Thank you for writing this article. I found out I have a large yolk sac and am trying to absorb everything. After a history of losses, our baby is measuring on track but I'm terrified of something going wrong. I appreciate your thorough analysis here.

Anonymous said...

Thank you for writting this. The internet is a scary please. It is easy to loose faith. Blessing for your little one.

Anonymous said...

I was just told I have a YS of 8mm at 10.5 weeks. A very similar case to yours, healthy as can be otherwise. Thank you for this blog, this is the only positive and most informative thing I’ve read today. I am so happy your baby boy is healthy! You’ve given me hope. ♥️

Reece said...

Hi Anonymous, I'm sorry you got the same scary news. My wife and I are praying for your baby. I hope everything goes well and it's only a false alarm.

Sandra said...

Thank you for providing such useful information all together! I have a YS that measured 5.4mm at 7 weeks and 6.4mm at 8 weeks. GS and embryo size / HR are as expected. Both USG and OB doctors didn't mention anything about the YS size though, I just came across this accidentally over the internet and now I'm trying not to freak out and searching for information that may help us to predict what our real chances are, and this post is the more realistic that I could find.

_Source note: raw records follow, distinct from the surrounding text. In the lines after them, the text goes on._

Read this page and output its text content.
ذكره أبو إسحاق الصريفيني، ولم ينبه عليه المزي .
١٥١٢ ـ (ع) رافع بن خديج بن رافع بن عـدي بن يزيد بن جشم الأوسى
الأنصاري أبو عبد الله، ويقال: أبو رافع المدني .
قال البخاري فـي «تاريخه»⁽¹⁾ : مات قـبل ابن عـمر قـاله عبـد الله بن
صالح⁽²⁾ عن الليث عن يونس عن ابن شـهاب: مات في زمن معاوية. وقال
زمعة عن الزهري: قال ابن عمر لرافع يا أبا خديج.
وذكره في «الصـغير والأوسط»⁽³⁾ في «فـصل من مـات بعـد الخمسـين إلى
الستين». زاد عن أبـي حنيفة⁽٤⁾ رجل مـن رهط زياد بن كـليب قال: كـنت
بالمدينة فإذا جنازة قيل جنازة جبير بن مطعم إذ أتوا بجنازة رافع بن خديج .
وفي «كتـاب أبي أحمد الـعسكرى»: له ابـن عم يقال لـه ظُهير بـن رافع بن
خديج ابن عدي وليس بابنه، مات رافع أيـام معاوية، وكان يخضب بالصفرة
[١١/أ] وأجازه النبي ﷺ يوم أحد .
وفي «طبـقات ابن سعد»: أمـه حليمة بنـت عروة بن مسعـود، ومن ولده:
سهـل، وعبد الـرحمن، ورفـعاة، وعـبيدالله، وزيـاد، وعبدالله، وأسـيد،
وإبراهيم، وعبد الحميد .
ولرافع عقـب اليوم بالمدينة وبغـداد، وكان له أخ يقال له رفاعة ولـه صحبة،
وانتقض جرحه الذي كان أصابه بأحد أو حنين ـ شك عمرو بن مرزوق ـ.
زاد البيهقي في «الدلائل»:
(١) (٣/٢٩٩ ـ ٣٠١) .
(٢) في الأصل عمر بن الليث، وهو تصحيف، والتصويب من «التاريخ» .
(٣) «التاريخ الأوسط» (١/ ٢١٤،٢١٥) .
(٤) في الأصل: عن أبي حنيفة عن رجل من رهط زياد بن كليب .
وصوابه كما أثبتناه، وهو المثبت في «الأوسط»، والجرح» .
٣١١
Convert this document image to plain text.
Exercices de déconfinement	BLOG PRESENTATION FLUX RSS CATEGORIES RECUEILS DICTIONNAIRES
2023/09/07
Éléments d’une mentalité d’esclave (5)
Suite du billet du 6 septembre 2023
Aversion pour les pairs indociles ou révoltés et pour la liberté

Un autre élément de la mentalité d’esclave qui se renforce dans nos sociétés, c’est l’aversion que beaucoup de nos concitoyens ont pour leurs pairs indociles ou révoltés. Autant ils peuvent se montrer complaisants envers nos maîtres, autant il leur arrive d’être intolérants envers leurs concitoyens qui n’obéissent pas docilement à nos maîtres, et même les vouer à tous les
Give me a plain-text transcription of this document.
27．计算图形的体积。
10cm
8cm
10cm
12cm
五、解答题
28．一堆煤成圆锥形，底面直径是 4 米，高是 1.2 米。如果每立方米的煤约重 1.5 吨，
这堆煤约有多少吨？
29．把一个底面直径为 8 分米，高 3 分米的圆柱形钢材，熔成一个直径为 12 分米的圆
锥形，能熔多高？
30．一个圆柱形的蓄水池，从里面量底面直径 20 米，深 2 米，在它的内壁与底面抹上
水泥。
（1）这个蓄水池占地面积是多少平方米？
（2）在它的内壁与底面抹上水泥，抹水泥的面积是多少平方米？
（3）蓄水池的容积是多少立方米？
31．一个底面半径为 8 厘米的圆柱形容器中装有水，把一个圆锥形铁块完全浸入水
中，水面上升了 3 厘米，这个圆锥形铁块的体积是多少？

Just praying for my miracle at this point.
Congratulations on your little boy!!

Milica antic said...

God bless you and your family. U gave me hope as our YS is measuring 6,9mm at 6,5 weeks and stil no heartbeats.

Anonymous said...

Hi! I’m not sure if you’ll see this, but was just wondering how you’ve been making out. We just got the news about an 8mm YS today, baby is perfect otherwise. We got the blood draw for genetic testing and are in the waiting now.

Anonymous said...

We just lost our pregnancy at 8 weeks, with, as you could suspect, a large YS. This article was a great help, thank you so much for it. I'm glad to see that your son turned out to be a healthy, beautiful child. I just wanted to thank you for all this information.